Ouvert depuis mai 2021, Hortivoire est un centre d’apprentissage de l’horticulture hors-sol situé à Tiébissou, financé par Agrifer et le gouvernement des Pays-Bas. Il suscite la curiosité de jeunes agriculteurs venus de tout le pays pour se former à cette technique maraîchère. Alors que les sols s’appauvrissent et que le pays importe 70% de ses légumes, le hors-sol promet de meilleurs rendements, l’économie des ressources en eau et une meilleure utilisation des intrants. Mais ce procédé, aussi appelé hydroponie, ne s’inscrit pas dans l’agriculture biologique et soulève également de nombreuses réticences.

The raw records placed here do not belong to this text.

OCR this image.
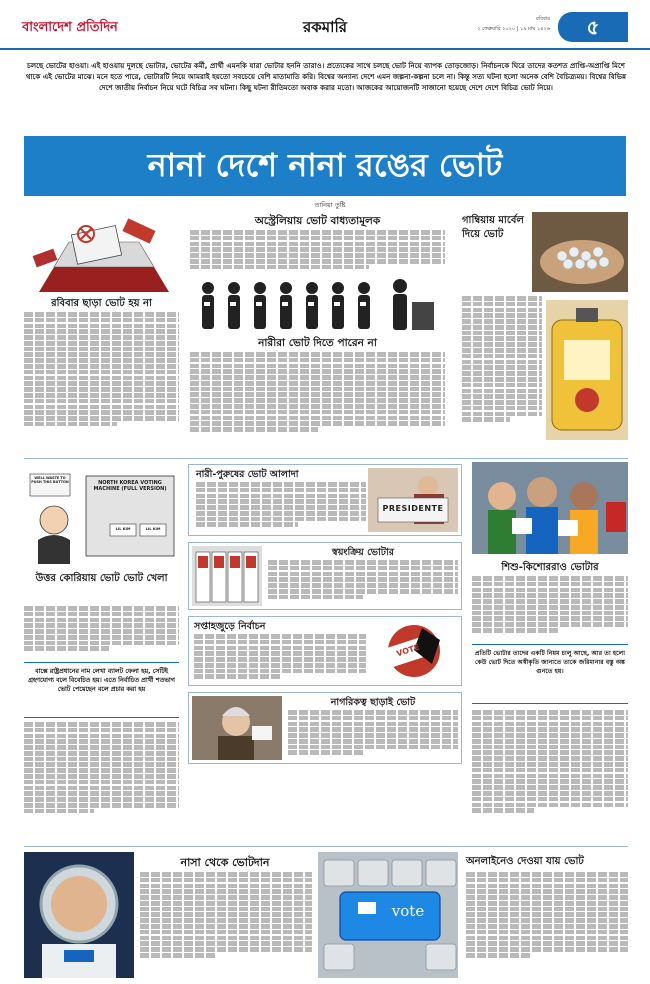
বাংলাদেশ প্রতিদিন	রকমারি	রবিবার
২ ফেব্রুয়ারি ২০২০ | ১৯ মাঘ ১৪২৬	৫
চলছে ভোটের হাওয়া। এই হাওয়ায় দুলছে ভোটার, ভোটের কর্মী, প্রার্থী এমনকি যারা ভোটার হননি তারাও। প্রত্যেকের সাথে চলছে ভোট নিয়ে ব্যাপক তোড়জোড়। নির্বাচনকে ঘিরে তাদের কতশত প্রাপ্তি-অপ্রাপ্তি মিশে থাকে এই ভোটের মাঝে। মনে হতে পারে, ভোটারটি নিয়ে আমরাই হয়তো সবচেয়ে বেশি মাতামাতি করি। বিশ্বের অন্যান্য দেশে এমন জল্পনা-কল্পনা চলে না। কিন্তু সত্য ঘটনা হলো অনেক বেশি বৈচিত্র্যময়। বিশ্বের বিভিন্ন দেশে জাতীয় নির্বাচন নিয়ে ঘটে বিচিত্র সব ঘটনা। কিছু ঘটনা রীতিমতো অবাক করার মতো। আজকের আয়োজনটি সাজানো হয়েছে দেশে দেশে বিচিত্র ভোট নিয়ে।
নানা দেশে নানা রঙের ভোট
তানিয়া তুষ্টি
রবিবার ছাড়া ভোট হয় না
অস্ট্রেলিয়ায় ভোট বাধ্যতামূলক
নারীরা ভোট দিতে পারেন না
গাম্বিয়ায় মার্বেল দিয়ে ভোট
WELL WASTE TO PUSH THIS BUTTON	NORTH KOREA VOTING MACHINE (FULL VERSION)
LIL KIM	LIL KIM
উত্তর কোরিয়ায় ভোট ভোট খেলা
বাক্সে রাষ্ট্রপ্রধানের নাম লেখা ব্যালট ফেলা হয়, সেটিই গ্রহণযোগ্য বলে বিবেচিত হয়। এতে নির্বাচিত প্রার্থী শতভাগ ভোট পেয়েছেন বলে প্রচার করা হয়
নারী-পুরুষের ভোট আলাদা
PRESIDENTE
স্বয়ংক্রিয় ভোটার
সপ্তাহজুড়ে নির্বাচন
VOTE
নাগরিকত্ব ছাড়াই ভোট
শিশু-কিশোররাও ভোটার
প্রতিটি ভোটার তাদের একটি নিয়ম চালু আছে, আর তা হলো কেউ ভোট দিতে অস্বীকৃতি জানাতে তাকে জরিমানার বস্তু অঙ্ক গুনতে হয়।
নাসা থেকে ভোটদান
vote
অনলাইনেও দেওয়া যায় ভোট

Le lundi, c’est jour de cueillette. Les 35 apprenants reviennent des serres les bras chargés de cagettes de tomates de variété jarrah. Franck Akoumia, formateur à Hortivoire, salue leur belle couleur rouge corail et leur forme ogivale. « Ce que vous voyez ici, tout va à Abidjan, dans les restaurants, chez les Libanais, chez les Chinois, même à Bassam… La culture est prisée pour sa qualité ».
Autre avantage, ces légumes de meilleures qualités sont protégés des maladies présentes dans le sol, comme les champignons ou autres bactéries, « parce qu’on élimine, tout ce qui est maladies liées au sol », ajoute-t-il. « La culture hors-sol nous donne beaucoup d’avantage au niveau de la rentabilité, de la production, de la qualité et puis au niveau de la gestion de l’eau. Les matériels sont basés sur la durabilité aussi donc on peut avoir ces matériels de production sur plusieurs cycles. L’inconvénient unique, c’est seulement le coût d’investissement, c’est ça qui est peut-être l’inconvénient », ajoute-t-il.
Construction de l’abri, importation du film horticole et des bâches… Il faut compter environ 4 à 5 millions de francs pour installer une grande serre de 250 m2. À Hortivoire, elles sont au nombre de 6 sur une surface de 250 m2 chacune. Ouvertes sur les côtés, elles accueillent des plants de tomates mais aussi de concombres, de poivrons ou de piments. Ils grandissent dans de petits pots. À l’intérieur, il n’y a pas de terre mais principalement de la fibre de coco, produite localement ainsi que de l’eau fertilisée. « On a deux engrais qu’on appelle A et B qui est composée de tous les éléments nutritifs et on a un dosage bien précis pour faire la fertilisation de la pépinière jusqu’à la récolte », explique-t-il.
« Adapter la production »
La promesse de meilleur rendement, 6 à 10 fois plus important qu’en plein champ, attire les jeunes agriculteurs qui se forment à Koubi pendant trois mois. Ils sont nombreux à vouloir désormais s’équiper en serre. Jules You, le corps plié en deux, est en pleine séance de repiquage. Il est déjà producteur de manioc à Man et croit au hors-sol pour lutter contre l’insécurité alimentaire. « Parce que les pratiques plein-champs deviennent de plus en plus obsolètes à cause du fait que nous avons toujours les conflits fonciers… Donc comment durer ? Comment rester sur la scène agricole ? Il était important pour moi d’apprendre cette nouvelle technique agricole de sorte à toujours pouvoir adapter ma production », dit-il.
L’hydroponie est toutefois loin de faire l’unanimité chez les agronomes. L’utilisation des pesticides et des fongicides reste la norme pour protéger les plantes, tandis que la culture hors-sol ne favorise pas l’épanouissement du microbiote des sols. Une solution à court terme donc, un pansement qui ne permettra pas aux sols, très appauvris, de se régénérer.